Believe it or not, CC Sabathia may be headed for a second-half breakout. Considering Sabathia’s performance this season, he seems like the most outlandish Yankee candidate for a bounce back campaign. But, as is often the case, the numbers tell a different story.
Let’s start, however, with the surface stats– the ones that tell us exactly how bad Sabathia has been in 2015. Out of 98 qualified starting pitchers, he ranks 93rd in ERA, 81st in WHIP, and 96th in Batting Average Against. Yikes.
But it has been well documented over the past few years that stats like ERA and BAA aren’t accurate indicators of pitcher performance because they can be affected by luck. So as analysts, we can do two things: Attempt to quantify how lucky (or, rather, unlucky) Sabathia has been; and look at Sabathia’s peripheral, non-luck-affected statistics.
Let’s start with the peripherals. Sabermatricians typically consider three outcomes to be within a pitcher’s control: Strikeouts, walks, and home runs. Once the result of a play is left to a fielder, it’s all up to luck.
Sabathia stacks up fairly well when it comes to strikeouts and walks. His 7.86 K/9 ranks 40th out of those 98 pitchers, while his BB/9 ranks a sterling 15th. But out of those 98 starting pitchers, only Kyle Kendrick, who plays his home games at Coors Field, has surrendered more home runs per 9 innings. That explains why Sabathia ranks 35th in xFIP, a stat which attempts to normalize fielding as well as set every pitcher’s home run per fly ball percentage (HR/FB) at 10.5%. In FIP, which accounts for luck but does not alter home run rates, Sabathia ranks just 83rd (although is FIP, at 4.57, is more than a full run lower than his 5.59 ERA).
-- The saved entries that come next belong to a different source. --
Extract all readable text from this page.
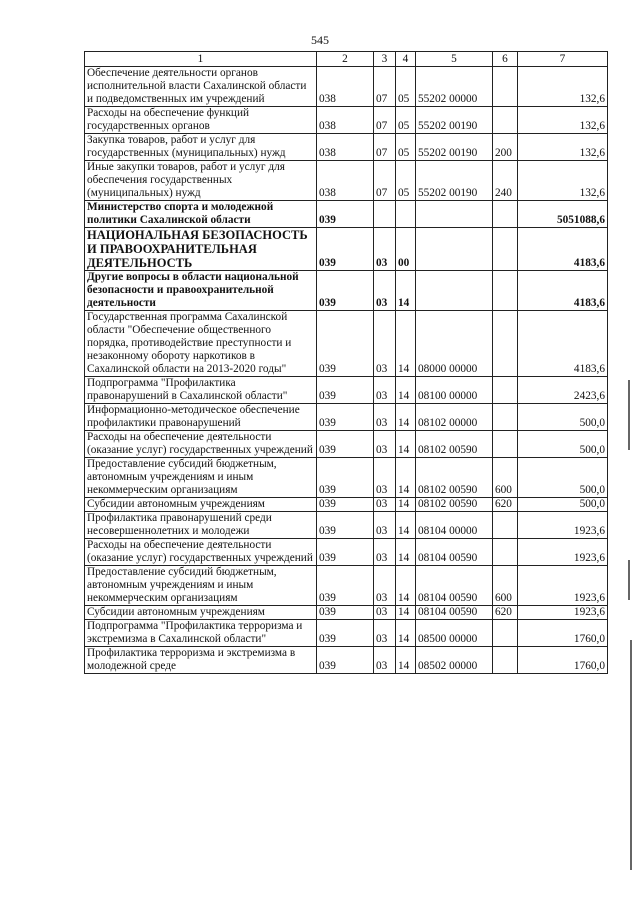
545
1	2	3	4	5	6	7
Обеспечение деятельности органов исполнительной власти Сахалинской области и подведомственных им учреждений	038	07	05	55202 00000		132,6
Расходы на обеспечение функций государственных органов	038	07	05	55202 00190		132,6
Закупка товаров, работ и услуг для государственных (муниципальных) нужд	038	07	05	55202 00190	200	132,6
Иные закупки товаров, работ и услуг для обеспечения государственных (муниципальных) нужд	038	07	05	55202 00190	240	132,6
Министерство спорта и молодежной политики Сахалинской области	039					5051088,6
НАЦИОНАЛЬНАЯ БЕЗОПАСНОСТЬ И ПРАВООХРАНИТЕЛЬНАЯ ДЕЯТЕЛЬНОСТЬ	039	03	00			4183,6
Другие вопросы в области национальной безопасности и правоохранительной деятельности	039	03	14			4183,6
Государственная программа Сахалинской области "Обеспечение общественного порядка, противодействие преступности и незаконному обороту наркотиков в Сахалинской области на 2013-2020 годы"	039	03	14	08000 00000		4183,6
Подпрограмма "Профилактика правонарушений в Сахалинской области"	039	03	14	08100 00000		2423,6
Информационно-методическое обеспечение профилактики правонарушений	039	03	14	08102 00000		500,0
Расходы на обеспечение деятельности (оказание услуг) государственных учреждений	039	03	14	08102 00590		500,0
Предоставление субсидий бюджетным, автономным учреждениям и иным некоммерческим организациям	039	03	14	08102 00590	600	500,0
Субсидии автономным учреждениям	039	03	14	08102 00590	620	500,0
Профилактика правонарушений среди несовершеннолетних и молодежи	039	03	14	08104 00000		1923,6
Расходы на обеспечение деятельности (оказание услуг) государственных учреждений	039	03	14	08104 00590		1923,6
Предоставление субсидий бюджетным, автономным учреждениям и иным некоммерческим организациям	039	03	14	08104 00590	600	1923,6
Субсидии автономным учреждениям	039	03	14	08104 00590	620	1923,6
Подпрограмма "Профилактика терроризма и экстремизма в Сахалинской области"	039	03	14	08500 00000		1760,0
Профилактика терроризма и экстремизма в молодежной среде	039	03	14	08502 00000		1760,0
It’s clear that if CC wants to improve his performance, he needs to lower his home runs allowed. This begs the question: Is it possible that Sabathia, pitching exactly the same as he has this entire season, could allow less home runs over the rest of 2015? This is where we will attempt to qualify how lucky Sabathia has been this season. When we think about home runs, we think of hard hit balls. A negligible amount of bloopers turn into home runs. Of all the balls put in play against Sabathia, 29.9% of them are classified as being hard-hit, which ranks 63rd in baseball– it’s not stellar, but it also doesn’t match up with Sabathia’s massive home run rates. Aside from thinking of hard hit balls, when we think of home runs, we also think of fly balls– it’s almost impossible to hit a home run on a grounder. Sabathia doesn’t give up an inordinate amount of fly balls– his fly ball rate of 34.7% ranks 45th in baseball.
For what it’s worth, Sabathia has also had bad luck on balls hit in the field of play. Sabathia also ranks in the middle of the pack in line drive rate (his 21.8% ranks 41st). But batters are also having a field day against him–in addition to having the third worst BAA in baseball, Sabathia’s BABIP is the 12th highest in baseball.
Now we’ve compiled all of the stats; but what do they mean? Ignoring the home runs for a second, it means Sabathia has been unlucky. Sabathia hasn’t been hit especially hard this season, but when batters do put balls in play, an astonishingly high number of them happen to fall in for base hits. That’s the kind of thing that is chalked up to luck, and is out of Sabathia’s control.
But what about home runs? The same logic doesn’t exactly work. A home run doesn’t fall in between fielders– it falls far behind them. So how does this make sense? There are a couple of possibilities. First, it could be that Sabathia is making more mistake pitches each game, and batters are taking advantage of them. Perhaps his location hasn’t worsened, but because his average fastball velocity has dropped (from 94.2mph in 2009 to 89.5mph in 2015), more of them are turning into home runs. Or, maybe Sabathia isn’t making bad pitches at all– maybe he’s just a victim of great hitting.
The most likely answer is that a combination of all three possibilities has caused Sabathia’s ballooning home run rate. And if that’s true, then it won’t be a surprise if Sabathia’s home run rate starts to fall. Sabathia isn’t going to transform into an all-star caliber pitcher overnight, but there’s a strong possibility he won’t be as bad as he’s been. The Yankees have just about half a season remaining. It’s time for CC Sabathia to make a comeback.